Lower Case W + Under-Ring
[w̥], IPA 170 + 402
So, you might have noticed that the vowel starts out lower, in the aspiration, or
whatever that is, than in the voiced poriotn. For something so weakly released,
that apparent voicelessness/apsiration/absence of periodicity in the F2 and F3 range
goes on for an awfully long time. Maybe there's something else here to time
the voicing (or lack thereof) with. SOmething that would otherwise have a very
low F2. Hmm.
Schwa
[ə], IPA 322
Well, there's teeny tiny bit of real voicing in here, with formants and everything
Certainly a local sonority peak, worthy of being called a vowel, but otherwise not
worth worrying about. Schwa. Done.
Theta + Raising Sign
[θ̝], IPA 130 + 429
So there may be a little short gap before the fricative thing, but
as it turns out that will be a red hearing. So paiyng attention to the
noise, it looks noisy. If you were misled by blip of energy at the very low
frequencies which otherwise might be consistent with voicing, you were misled.
With that much energy down there, we should see definite striations, and given
that there is formant-like energy above, I'd expect it to look more periodic up
there too. So this is just noisy and voiceless. There's some formanty stuff, and
it's not loud enough of broad-band enough to be a sibilant. It could be an [h], but
then there should be more in the F1. With gaps on both sides, it's not like there's
a lot of transitional information, but f we look at the transitions, they don't
look particularly velar or bilabial. So it's some kind of front, and maybe coronal
fricative.
Lower-Case D + Under-Ring
[d̥], IPA 104 + 402
Well, this is a voiceless gap, and probably coronal for the same reasons as the preceding.
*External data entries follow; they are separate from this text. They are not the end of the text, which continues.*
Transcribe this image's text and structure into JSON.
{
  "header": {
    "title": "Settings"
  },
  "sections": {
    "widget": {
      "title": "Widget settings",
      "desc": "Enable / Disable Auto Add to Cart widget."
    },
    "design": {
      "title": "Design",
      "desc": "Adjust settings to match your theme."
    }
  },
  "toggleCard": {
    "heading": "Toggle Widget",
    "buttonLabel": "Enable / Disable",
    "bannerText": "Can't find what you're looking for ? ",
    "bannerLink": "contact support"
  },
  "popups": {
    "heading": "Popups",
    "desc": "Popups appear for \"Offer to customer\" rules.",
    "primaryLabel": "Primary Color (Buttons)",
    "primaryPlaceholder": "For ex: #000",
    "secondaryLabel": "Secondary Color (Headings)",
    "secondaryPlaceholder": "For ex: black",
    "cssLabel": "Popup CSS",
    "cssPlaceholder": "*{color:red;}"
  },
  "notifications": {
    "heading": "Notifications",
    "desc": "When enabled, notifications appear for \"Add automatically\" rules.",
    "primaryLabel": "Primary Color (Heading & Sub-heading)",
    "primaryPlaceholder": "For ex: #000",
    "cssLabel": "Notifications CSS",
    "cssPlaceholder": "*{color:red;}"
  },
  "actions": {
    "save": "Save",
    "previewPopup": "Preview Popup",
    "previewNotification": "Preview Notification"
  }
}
And I mean that literally. The release transition isn't followed sharply by the high
amplitude noise, like I'd expect with a simple /t/ release, but what do I know?
Yogh + Over-Ring
[ʒ̊], IPA 135 + 402
So if you notice the earlier [s] and [t] bursts, this doesn't really look quite
the same. This is a period of high amplitude noise. It's broad-band, but centered
a little lower than the [s]s earlier, and it's pretty dead below 1500 Hz. Typical of
[ʃ]. But if this were a syllable-initial
[tʃ]. I'd expect it to look, well, more aspirated.
So I transcribed its a devoiced [dʒ], but whatever.
Ash + Length Mark
[æː], IPA 325 + 503
Well, I marked these last two segments as long, but I'll probably stop doing
that since phrase-final lengthening is so totally predictable in these things.
I was in a mood, I guess. So, we've got an F1 that starts middish (although that
may be transitional) and moves upward, so this is a mid-to-low sort of vowel. The
F2 starts very high (so this is quite front) and seems to transition down to at least
the mid-neutral range (the last
bit, after 1400 msec or so I'd ignore since there's an amplitude change there and
things definitely start to transition at that point). SO this is very front and moves
centrally or backish. Which is not what I would call stereotypical English vowel
behavio(u)r. So let's thing a second. The preceding sound is a close fricative in
the post-alveolar region, so very front high transitions in the vowel are okay.
The next sound is obviously a sonorant consonant, probably a nasal. So there's
probalby some nasalization covering the transitions. So I'll concentrate on the
middle portion of this, rather than treat it as a diphthong. And it's mostly a lowish
vowel, and vaguely front. This narrows the choices down a bit.
Lower-Case M + Length Mark
[mː], IPA 114 + 503
So this is probably a nasal. It's got weak resonances, but the
main one is either at 1000 Hz or so, or at 1500. Which is not helping, since
depending on which it would be a different nasal. So there's two things about
the transitions in the preceding to consider. The first is that the F2 transition
neither pinches
up with the F3, nor points toward 1700-1800 Hz. In fact it falls much further
than that, which is consistent mostly with bilabial. The second thing is that
the F2 transition is clearly contiguous with the 1000 Hz resonance. So that's
probably the one to pay attention two. And in my voice, the 1000 Hz pole is usually
for the bilabial [m]. and the 1500 Hz pole is usually for [n]. Voilá.